Files
kb/openspec/changes/archive/2026-03-29-kb-title-in-chunks/design.md
T
2026-03-30 07:25:22 +01:00

4.6 KiB

Context

When a document is ingested, the worker chunks its content and stores each chunk's text in the chunks table. FTS5 triggers index that text, and the embedding model embeds it. The document title is stored only in documents.title — it never participates in search. This means short documents (or documents whose content lacks the title keywords) are invisible to queries that match the title.

The reindex endpoint (POST /api/v1/reindex) currently reads chunks.text and re-embeds it. Any fix must apply consistently at both ingestion and reindex time.

Goals / Non-Goals

Goals:

  • Document titles are searchable via both FTS5 and vector search
  • Section header breadcrumbs (when present in chunk metadata) are also searchable
  • Search results continue to return the original chunk text (no title prefix in the text field returned to clients)
  • Existing documents become searchable by title after a kb reindex
  • No schema-breaking migration — additive column only

Non-Goals:

  • Changing the chunking strategies themselves (note, markdown, code, docling)
  • Adding a separate title-search endpoint or client-side title filtering
  • Changing the search result JSON structure

Decisions

1. Add an enriched_text column to the chunks table

Store the title-prefixed text in a new chunks.enriched_text column alongside the existing chunks.text. The text column remains the raw chunk content (used for display in search results). The enriched_text column holds "{title}\n\n{section_header}\n\n{text}" (with section_header omitted when absent).

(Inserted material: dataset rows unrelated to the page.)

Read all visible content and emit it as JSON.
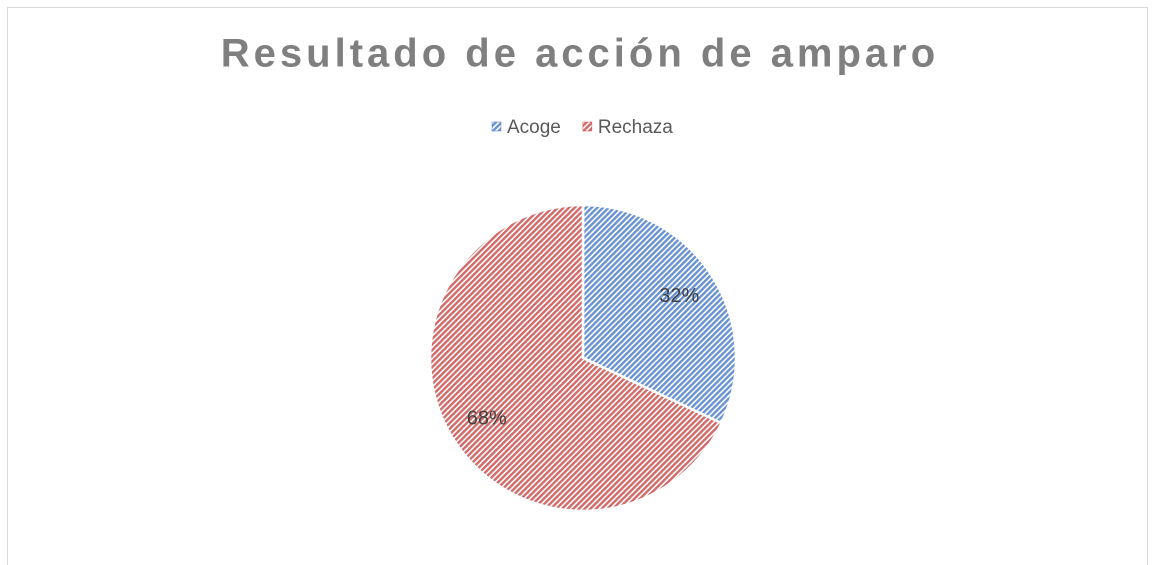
{
  "chart_data": {
    "type": "pie",
    "title": "Resultado de acción de amparo",
    "categories": [
      "Acoge",
      "Rechaza"
    ],
    "values": [
      32,
      68
    ],
    "value_labels": [
      "32%",
      "68%"
    ],
    "colors": [
      "#4f7fcb",
      "#c9504e"
    ],
    "legend": "top"
  }
}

Why not just modify chunks.text? The title would then appear in every search result's text field, which is redundant (title is already a separate field) and would confuse consumers that display results.

Why not reconstruct enriched text on-the-fly at search time? FTS5 uses an external content table and triggers — it needs a real column to index. Reconstructing via JOIN at FTS query time would defeat the purpose of the FTS index.

2. Point FTS5 at enriched_text instead of text

Update the FTS5 virtual table definition and its sync triggers to index enriched_text rather than text. This is the core change that makes titles searchable via keyword search.

Since FTS5 external content tables cannot be ALTERed, existing databases require a rebuild: drop and recreate chunks_fts and its triggers, then repopulate. This is handled as a schema migration in init_schema.

3. Embed enriched_text instead of text

At ingestion time, pass enriched_text values to embed_texts() instead of raw chunk text. At reindex time, read enriched_text from the database. This makes titles searchable via vector similarity too.

4. Build enriched text in the worker, not in the ingest modules

The enrichment format is: "{title}\n\n{chunk_text}" or "{title} > {section_header}\n\n{chunk_text}" when a section header exists in chunk metadata.

This happens in worker._process_job() after chunking and before embedding/insertion. The ingest modules remain unchanged — they continue to return raw chunk text and metadata.

5. Schema migration adds enriched_text and rebuilds FTS

The init_schema function will:

  1. Add enriched_text TEXT column to chunks if missing
  2. Backfill enriched_text from existing data (join with documents.title and chunk metadata)
  3. Drop and recreate chunks_fts to index enriched_text instead of text
  4. Recreate the FTS sync triggers

This is safe because the migration only runs when the column is missing (first startup after upgrade). The backfill uses a single UPDATE...FROM query.

Risks / Trade-offs

Slightly larger database — Each chunk stores the title string twice (once in enriched_text, once via the document FK). For a typical KB with short titles this is negligible (< 1% size increase). → Acceptable for the search quality improvement.

FTS rebuild on upgrade — First startup after upgrade will rebuild the FTS index, which takes a few seconds for large KBs. → This is a one-time cost and happens automatically.

Embedding drift — Existing vector embeddings won't include title context until kb reindex is run. The FTS backfill happens automatically, but vectors require an explicit reindex. → Document this in release notes. The FTS improvement alone is a significant win even without reindexing vectors.

Title changes not propagated — If a document's title were ever updated, enriched_text would be stale. Currently the engine has no title-update endpoint, so this is not a concern. → No mitigation needed now. If title editing is added later, it should update enriched_text.